Nagel plays Henry Clay.

“He was a senator from Kentucky who ran for president against Andrew Jackson,” Nagel explained. “He’s described as a greasy corpse-like backwoods creep when in reality he was a great politician. In the show, they pander to the idea of rock stars having other rock stars trying to be just as good as them. All of these other politicians that were running against him at the time are painted in this really strange villainous light, which is a lot of fun to play with. Henry Clay weaseled his way into the position of Secretary of State. So I kind of portray him as a weasel and a snake. It’s a lot of fun.”

And when fun and history occupy the same creative space, chances are that someone will get uptight about it, especially if there is any irreverent bombast to it.
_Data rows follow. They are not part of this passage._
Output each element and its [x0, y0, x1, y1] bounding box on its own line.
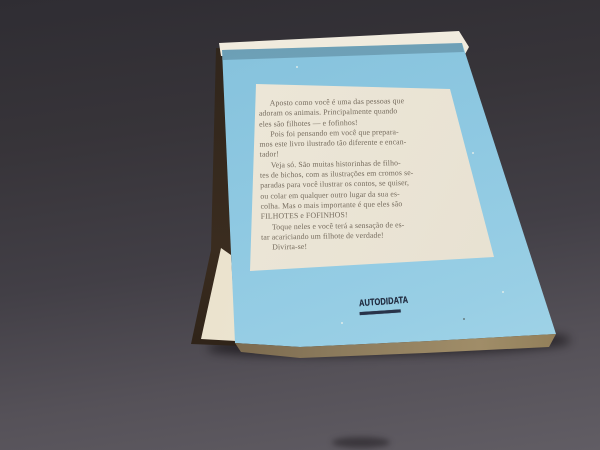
paper-speck: [296, 66, 298, 68]
surface-smudge: [332, 437, 390, 448]
publisher-logo-text: AUTODIDATA: [359, 295, 409, 309]
back-cover-text: Aposto como você é uma das pessoas quead…: [259, 95, 458, 253]
publisher-logo: AUTODIDATA: [358, 289, 423, 315]
paper-speck: [472, 152, 474, 154]
paper-speck: [341, 322, 343, 324]
paper-speck: [463, 318, 465, 320]
photo-surface: Aposto como você é uma das pessoas quead…: [0, 0, 600, 450]
paper-speck: [502, 291, 504, 293]
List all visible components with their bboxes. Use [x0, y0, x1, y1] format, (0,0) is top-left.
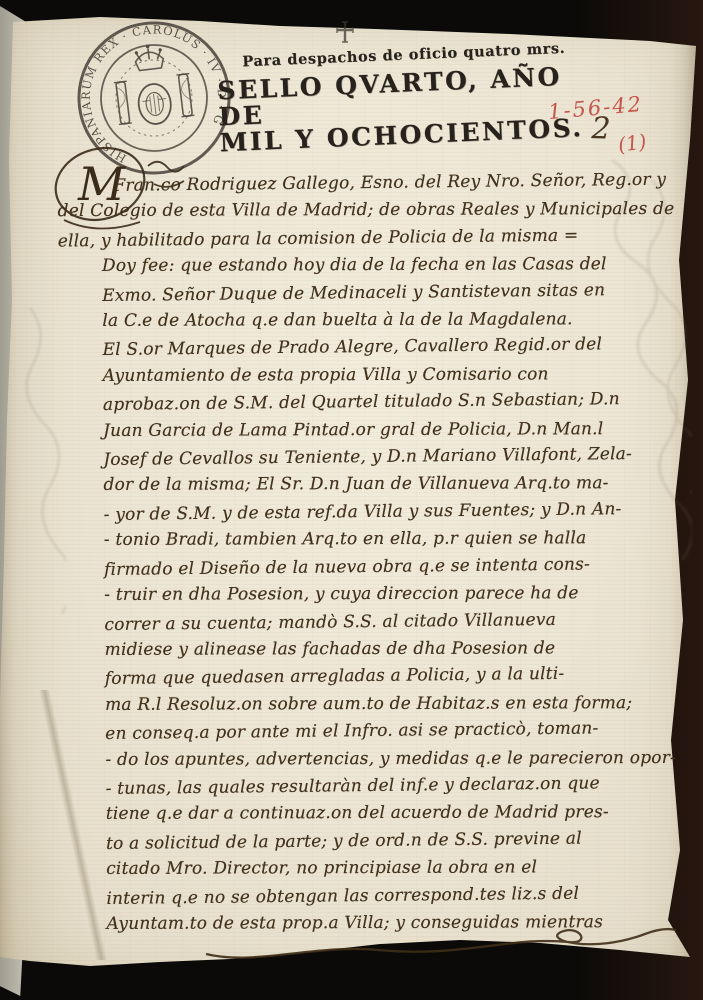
closing-flourish — [140, 912, 685, 964]
manuscript-line: - truir en dha Posesion, y cuya direccio… — [58, 580, 680, 610]
folio-number: (1) — [616, 129, 647, 157]
document-scan: HISPANIARUM REX · CAROLUS · IV · D · G P… — [0, 0, 703, 1000]
manuscript-line: del Colegio de esta Villa de Madrid; de … — [56, 196, 678, 226]
manuscript-text: Fran.co Rodriguez Gallego, Esno. del Rey… — [55, 168, 682, 940]
cross-mark-icon — [334, 19, 356, 45]
manuscript-line: El S.or Marques de Prado Alegre, Cavalle… — [56, 331, 678, 365]
manuscript-line: dor de la misma; El Sr. D.n Juan de Vill… — [57, 470, 679, 500]
fiscal-stamp: Para despachos de oficio quatro mrs. SEL… — [216, 38, 620, 157]
manuscript-line: aprobaz.on de S.M. del Quartel titulado … — [57, 386, 679, 420]
manuscript-line: en conseq.a por ante mi el Infro. asi se… — [59, 715, 681, 749]
manuscript-line: forma que quedasen arregladas a Policia,… — [59, 660, 681, 694]
manuscript-line: Doy fee: que estando hoy dia de la fecha… — [56, 251, 678, 281]
manuscript-line: citado Mro. Director, no principiase la … — [60, 854, 682, 884]
manuscript-line: - tonio Bradi, tambien Arq.to en ella, p… — [58, 525, 680, 555]
stamp-handwritten-mark: 2 — [591, 118, 611, 141]
manuscript-line: tiene q.e dar a continuaz.on del acuerdo… — [60, 799, 682, 829]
Both Norton and Nagel said the show has generated some controversy but that its heart is in the right place. “I know there have been issues in the past with Native American groups who thought the show was a little less than sensitive,” Norton said. “I think the way Native Americans are represented in the show is beautiful. It isn’t saccharine and it certainly isn’t appropriate, but none of the show is very appropriate. But it does handle it with a larger sense of responsibility that some of the other issues in the show. The Native Americans are always present and they have actual voices, and the play involves Andrew Jackson and an Indian chief discussing the forthcoming trail of tears. And by the end of the play you are devastated that this politician you love is responsible for killing thousands and thousands of people. I think we’ve been handling it with a lot of responsibility.”

“It’s very campy and very out there, all the while still staying true to Jackson’s story,” Nagel added. “And I don’t think it leans either way, liberal or conservative. It just paints a picture of this man and allows the audience to create an opinion from there and asks the question, Was he a great president? Was he a great person? Was he a terrible human being? It just puts it all out on the table, tells a story, and from there you can decide for yourself.”

Both actors agreed that audiences should be able to see parallels between the politics around the seventh presidential election and the politics of today.

“If you look at the election process in the 1820s and the election we just witnessed this year, they are strikingly similar,” Nagel said. “There are politicians tossing around jabs and insults just as freely as they do now, if not more so. Andrew Jackson’s popularity among the American people is not unlike Obama’s popularity now. Even though the show was written during George W. Bush’s presidency, I think it still rings true, more so now during Obama’s presidency. Parts of our show are so current to the political climate today.”

“The first song of the show is called ‘Populism, Yea! Yea!,” Norton added. “It’s all about the will of the people and how Jackson really did succeed by trying to connect with the common man. He was the president that everyone said they’d most like to have a beer with. The feel of Andrew Jackson is a more Obama-type feel. There’s a fervor to him among the common people and non-elite of the country.”

Norton also said that, like today’s political climate, the show should be electrifying to audiences.

“That’s going to be one of the exciting parts,” he said. “I wouldn’t say there’s a lot of audience interaction but we play a lot to the audience. We speak a lot to them. There’s a lot of action that wants to leap out. There’s a lot of gun work in the show and during the last number, we point those guns out to the top of the house. The audience is going to be very much drawn into the show. It’s very active.”